Redmond, Wash.–based Airship AI provides AI-driven edge video, sensor, and data-management systems to U.S. federal agencies and enterprise customers.
Searle said the U.S. government’s expanding security budgets, including more than US$70-billion in supplemental funding for Homeland Security over four years, with US$6.2-billion earmarked for border-security technology such as AI and machine learning, create a “multi-year tailwind.” As an approved vendor, Airship is “well positioned” as DHS, CBP and DoJ move delayed procurements through the RFP and award process.
Alongside federal demand, the analyst said commercial uptake is broadening, with companies such as FedEx and Home Depot already using Airship’s AI-edge systems for warehouse safety and theft reduction. He also sees a “nascent but emerging” opportunity for Airship’s multimodal edge-processing platform within commercial robotics beginning in 2027.
Despite near-term revenue pressure, Searle expects a sharp acceleration once procurement cycles normalize. He now forecasts sales to rise more than 100% in 2026 and over 40% in 2027, supported by a favourable mix of Outpost AI edge hardware and the higher-margin Acropolis software platform.

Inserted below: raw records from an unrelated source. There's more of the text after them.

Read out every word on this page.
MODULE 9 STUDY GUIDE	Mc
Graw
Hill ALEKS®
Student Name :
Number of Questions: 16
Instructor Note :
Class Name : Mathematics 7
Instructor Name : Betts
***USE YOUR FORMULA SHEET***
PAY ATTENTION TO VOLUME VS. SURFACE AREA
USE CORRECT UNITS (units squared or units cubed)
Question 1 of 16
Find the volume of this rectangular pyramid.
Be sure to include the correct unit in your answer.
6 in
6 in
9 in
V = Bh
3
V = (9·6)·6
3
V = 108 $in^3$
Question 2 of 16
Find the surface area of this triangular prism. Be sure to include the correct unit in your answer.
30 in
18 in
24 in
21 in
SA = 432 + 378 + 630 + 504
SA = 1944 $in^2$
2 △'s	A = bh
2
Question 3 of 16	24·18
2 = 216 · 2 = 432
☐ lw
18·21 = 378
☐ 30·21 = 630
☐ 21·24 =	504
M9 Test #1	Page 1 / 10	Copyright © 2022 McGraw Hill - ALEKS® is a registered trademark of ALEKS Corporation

Searle trimmed his estimates to reflect 2025–26 government disruption and introduced 2027 forecasts. He now expects Airship to post a 2025 Adjusted EBITDA loss of US$5.7-million on US$15.3-million in revenue (previously US$0.8-million EBITDA on US$30.4-million). For 2026, he models US$2.0-million EBITDA on US$36.0-million in revenue (previously US$8.3-million on US$48.5-million).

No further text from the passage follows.